Les problématiques s'étaient inversées. Auparavant, le préjugé de race était quelque chose qui émanait nécessairement de l'étranger et qui était dirigé contre de braves Français qui avaient combattu pendant la Grande Guerre. Ce fut un changement majeur.

Diriez-vous justement que la décolonisation a amélioré la condition des Français noirs ?

Pas vraiment. Désormais, une partie d'entre eux est devenue même considérée comme un élément étranger au pays. En ce qui concerne les Antillais, ils passaient déjà leur temps avant à expliquer qu'ils étaient Français. Ce qui est certain est que très souvent, les gens avaient encore droit à des questions proprement ahurissantes. Telle jeune fille des années 1960 qui présentait son fiancé antillais à une camarade s’entendait demander quelques minutes plus tard si elle ne craignait pas un retour du fiancé à son état sauvage. La chose était encore fréquente dans les années 1960 et 1970 et perçue comme anodine.

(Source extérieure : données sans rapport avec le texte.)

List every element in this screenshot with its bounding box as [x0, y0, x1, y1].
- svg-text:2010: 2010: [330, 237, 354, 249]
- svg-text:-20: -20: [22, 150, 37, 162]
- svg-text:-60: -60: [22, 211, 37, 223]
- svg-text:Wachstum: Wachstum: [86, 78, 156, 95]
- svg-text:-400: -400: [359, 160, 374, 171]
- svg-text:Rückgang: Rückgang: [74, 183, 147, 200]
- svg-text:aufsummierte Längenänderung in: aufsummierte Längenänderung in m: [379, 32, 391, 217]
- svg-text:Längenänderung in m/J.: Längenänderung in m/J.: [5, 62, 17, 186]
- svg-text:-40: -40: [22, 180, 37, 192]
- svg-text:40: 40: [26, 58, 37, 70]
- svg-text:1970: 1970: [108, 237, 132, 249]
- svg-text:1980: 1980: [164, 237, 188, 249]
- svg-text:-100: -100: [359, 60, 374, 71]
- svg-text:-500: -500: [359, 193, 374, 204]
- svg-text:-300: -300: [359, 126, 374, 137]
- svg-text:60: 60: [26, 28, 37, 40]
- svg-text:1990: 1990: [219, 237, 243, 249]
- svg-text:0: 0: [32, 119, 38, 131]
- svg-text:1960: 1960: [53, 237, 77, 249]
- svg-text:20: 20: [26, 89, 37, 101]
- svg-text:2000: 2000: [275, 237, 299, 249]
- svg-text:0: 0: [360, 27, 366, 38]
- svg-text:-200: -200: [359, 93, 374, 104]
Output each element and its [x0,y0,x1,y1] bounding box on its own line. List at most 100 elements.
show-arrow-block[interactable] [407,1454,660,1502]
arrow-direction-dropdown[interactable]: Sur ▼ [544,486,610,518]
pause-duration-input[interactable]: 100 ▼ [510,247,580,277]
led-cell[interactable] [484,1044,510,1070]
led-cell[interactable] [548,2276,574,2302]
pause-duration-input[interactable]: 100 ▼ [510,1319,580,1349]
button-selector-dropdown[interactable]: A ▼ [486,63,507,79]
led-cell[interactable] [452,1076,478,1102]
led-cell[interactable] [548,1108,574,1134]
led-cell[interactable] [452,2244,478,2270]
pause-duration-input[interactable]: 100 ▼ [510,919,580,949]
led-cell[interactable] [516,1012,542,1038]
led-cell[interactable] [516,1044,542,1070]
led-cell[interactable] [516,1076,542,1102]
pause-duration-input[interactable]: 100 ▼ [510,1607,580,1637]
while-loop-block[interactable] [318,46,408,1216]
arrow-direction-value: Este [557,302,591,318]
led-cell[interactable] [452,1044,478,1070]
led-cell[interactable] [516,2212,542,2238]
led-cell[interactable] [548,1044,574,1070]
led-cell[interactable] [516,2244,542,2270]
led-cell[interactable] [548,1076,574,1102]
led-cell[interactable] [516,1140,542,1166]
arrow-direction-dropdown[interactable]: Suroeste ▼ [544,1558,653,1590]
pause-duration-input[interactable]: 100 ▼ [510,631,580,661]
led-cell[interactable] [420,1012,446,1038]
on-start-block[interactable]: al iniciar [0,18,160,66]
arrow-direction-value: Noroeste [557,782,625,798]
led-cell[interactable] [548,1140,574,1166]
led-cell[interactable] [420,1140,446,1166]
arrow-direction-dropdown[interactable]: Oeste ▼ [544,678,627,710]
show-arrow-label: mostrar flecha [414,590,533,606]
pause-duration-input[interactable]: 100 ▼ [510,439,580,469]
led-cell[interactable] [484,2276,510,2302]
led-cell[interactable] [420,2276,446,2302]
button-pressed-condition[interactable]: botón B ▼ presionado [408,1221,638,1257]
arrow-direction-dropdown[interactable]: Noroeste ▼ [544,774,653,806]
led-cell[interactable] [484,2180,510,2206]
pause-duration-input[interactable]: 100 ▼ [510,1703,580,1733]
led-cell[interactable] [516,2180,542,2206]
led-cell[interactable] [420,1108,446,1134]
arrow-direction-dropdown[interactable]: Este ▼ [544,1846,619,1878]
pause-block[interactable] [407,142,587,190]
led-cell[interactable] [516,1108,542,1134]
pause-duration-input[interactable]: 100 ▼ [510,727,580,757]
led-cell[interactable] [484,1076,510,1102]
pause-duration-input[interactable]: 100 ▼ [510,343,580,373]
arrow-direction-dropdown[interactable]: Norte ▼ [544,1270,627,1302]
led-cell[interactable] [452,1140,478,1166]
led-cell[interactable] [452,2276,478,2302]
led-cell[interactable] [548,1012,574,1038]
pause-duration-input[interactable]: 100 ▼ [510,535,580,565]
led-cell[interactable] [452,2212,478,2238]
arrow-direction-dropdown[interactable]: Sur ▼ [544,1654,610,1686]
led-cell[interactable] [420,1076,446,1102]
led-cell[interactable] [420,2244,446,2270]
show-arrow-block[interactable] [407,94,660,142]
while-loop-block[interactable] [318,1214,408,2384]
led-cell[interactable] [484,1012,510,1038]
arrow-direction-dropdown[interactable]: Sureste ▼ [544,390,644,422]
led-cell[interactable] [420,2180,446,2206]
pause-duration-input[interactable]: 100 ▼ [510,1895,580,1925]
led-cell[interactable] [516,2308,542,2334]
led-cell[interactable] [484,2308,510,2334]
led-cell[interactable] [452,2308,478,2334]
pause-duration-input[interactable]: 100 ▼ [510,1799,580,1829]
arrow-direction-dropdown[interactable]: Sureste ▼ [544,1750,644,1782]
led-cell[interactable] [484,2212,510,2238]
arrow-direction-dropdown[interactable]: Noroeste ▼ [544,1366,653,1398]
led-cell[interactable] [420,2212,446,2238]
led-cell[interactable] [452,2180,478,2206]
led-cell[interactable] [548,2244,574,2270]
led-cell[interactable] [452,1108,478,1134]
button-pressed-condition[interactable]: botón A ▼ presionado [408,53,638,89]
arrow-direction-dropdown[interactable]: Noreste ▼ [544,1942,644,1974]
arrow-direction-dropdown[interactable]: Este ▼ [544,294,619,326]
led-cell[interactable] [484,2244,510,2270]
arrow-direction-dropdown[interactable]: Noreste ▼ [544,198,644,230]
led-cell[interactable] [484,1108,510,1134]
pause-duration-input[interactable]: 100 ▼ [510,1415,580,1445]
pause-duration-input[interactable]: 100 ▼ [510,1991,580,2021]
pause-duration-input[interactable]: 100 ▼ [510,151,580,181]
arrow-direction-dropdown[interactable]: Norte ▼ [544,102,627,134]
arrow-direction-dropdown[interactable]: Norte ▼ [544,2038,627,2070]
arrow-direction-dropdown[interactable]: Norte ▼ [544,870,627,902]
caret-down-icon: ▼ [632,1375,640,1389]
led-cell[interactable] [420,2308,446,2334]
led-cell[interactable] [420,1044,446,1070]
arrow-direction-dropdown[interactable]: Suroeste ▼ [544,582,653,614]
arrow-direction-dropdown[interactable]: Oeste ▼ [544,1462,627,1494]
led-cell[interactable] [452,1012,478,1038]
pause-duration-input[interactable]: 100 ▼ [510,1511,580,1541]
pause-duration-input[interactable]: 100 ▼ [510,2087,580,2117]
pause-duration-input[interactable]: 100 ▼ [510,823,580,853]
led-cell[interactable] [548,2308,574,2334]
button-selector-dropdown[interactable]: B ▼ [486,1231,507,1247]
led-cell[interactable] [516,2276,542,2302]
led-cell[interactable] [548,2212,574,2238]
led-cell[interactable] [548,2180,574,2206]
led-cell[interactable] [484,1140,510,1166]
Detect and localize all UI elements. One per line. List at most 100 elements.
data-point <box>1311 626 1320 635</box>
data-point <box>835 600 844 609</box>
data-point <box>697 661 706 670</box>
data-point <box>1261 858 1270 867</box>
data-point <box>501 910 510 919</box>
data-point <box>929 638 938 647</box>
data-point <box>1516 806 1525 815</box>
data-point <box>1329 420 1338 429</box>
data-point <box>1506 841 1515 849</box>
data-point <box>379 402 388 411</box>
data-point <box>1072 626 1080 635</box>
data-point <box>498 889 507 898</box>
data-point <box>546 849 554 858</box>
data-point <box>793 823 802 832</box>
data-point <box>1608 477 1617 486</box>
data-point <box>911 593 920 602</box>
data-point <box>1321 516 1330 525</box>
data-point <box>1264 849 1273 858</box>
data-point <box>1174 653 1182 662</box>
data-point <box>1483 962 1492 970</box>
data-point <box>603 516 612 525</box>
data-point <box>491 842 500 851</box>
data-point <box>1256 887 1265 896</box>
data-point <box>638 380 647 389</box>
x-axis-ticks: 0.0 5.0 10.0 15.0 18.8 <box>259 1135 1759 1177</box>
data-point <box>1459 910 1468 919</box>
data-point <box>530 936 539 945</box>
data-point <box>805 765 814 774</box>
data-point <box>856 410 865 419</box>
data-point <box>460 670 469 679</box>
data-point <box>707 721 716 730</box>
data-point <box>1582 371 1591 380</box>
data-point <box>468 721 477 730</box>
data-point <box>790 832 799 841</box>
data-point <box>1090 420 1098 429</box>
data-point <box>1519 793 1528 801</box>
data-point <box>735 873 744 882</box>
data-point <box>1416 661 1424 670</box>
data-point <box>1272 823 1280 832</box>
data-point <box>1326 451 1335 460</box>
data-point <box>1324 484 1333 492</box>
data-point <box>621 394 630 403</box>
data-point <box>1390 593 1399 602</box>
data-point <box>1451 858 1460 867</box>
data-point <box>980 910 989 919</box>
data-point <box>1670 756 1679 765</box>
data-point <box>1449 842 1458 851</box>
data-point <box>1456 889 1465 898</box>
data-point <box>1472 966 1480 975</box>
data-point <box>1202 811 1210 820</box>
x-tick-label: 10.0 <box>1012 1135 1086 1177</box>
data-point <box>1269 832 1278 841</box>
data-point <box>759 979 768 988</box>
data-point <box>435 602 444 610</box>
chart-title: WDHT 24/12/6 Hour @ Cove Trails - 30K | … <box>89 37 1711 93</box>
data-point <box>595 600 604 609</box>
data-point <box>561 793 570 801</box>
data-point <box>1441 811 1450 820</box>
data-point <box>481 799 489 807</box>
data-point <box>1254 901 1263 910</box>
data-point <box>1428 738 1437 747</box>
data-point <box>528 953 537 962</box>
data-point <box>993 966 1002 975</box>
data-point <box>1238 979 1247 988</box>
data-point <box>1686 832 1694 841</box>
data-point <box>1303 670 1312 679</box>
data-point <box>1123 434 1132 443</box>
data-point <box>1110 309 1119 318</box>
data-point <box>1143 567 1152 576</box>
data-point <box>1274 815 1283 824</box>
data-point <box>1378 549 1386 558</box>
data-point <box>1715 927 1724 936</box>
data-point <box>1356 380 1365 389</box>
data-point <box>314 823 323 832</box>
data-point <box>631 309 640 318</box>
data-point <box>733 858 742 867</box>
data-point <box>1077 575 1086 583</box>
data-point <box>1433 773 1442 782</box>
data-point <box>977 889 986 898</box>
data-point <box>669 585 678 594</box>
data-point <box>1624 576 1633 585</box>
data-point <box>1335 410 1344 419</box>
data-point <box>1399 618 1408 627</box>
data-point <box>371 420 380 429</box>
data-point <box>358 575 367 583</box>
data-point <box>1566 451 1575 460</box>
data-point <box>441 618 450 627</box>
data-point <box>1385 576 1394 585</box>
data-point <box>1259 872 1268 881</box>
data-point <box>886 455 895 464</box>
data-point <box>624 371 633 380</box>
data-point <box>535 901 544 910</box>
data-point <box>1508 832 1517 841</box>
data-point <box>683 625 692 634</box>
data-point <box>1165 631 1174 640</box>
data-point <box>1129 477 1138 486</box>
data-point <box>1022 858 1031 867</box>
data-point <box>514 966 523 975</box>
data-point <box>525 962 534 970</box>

Au début des années 2000, on voyait encore des fêtes de comité d'entreprise où l’animateur chargé du spectacle arrivait sur scène grimé en noir avec un os dans le nez. Peu de gens comprenaient à quel point cela pouvait blesser. Je ne suis pas certain que, si l’on faisait le tour de tous les petits spectacles donnés par les comités d'entreprise partout en France, on ne verrait jamais la même chose aujourd'hui. Cette persistance des préjugés est avérée mais elle décline et il y a aussi, et de plus en plus, une réelle gêne vis-à-vis de ces attitudes. Parfois, les gens sont gênés parce qu'ils ont peur d'avoir des problèmes et parfois, tout simplement parce que leur regard sur la société a changé.

L’ouvrage de Dominique Chathuant, Nous qui ne cultivons pas le préjugé de race. Histoire(s) d’un siècle de doute sur le racisme en France, est paru aux éditions du Félin en 2021.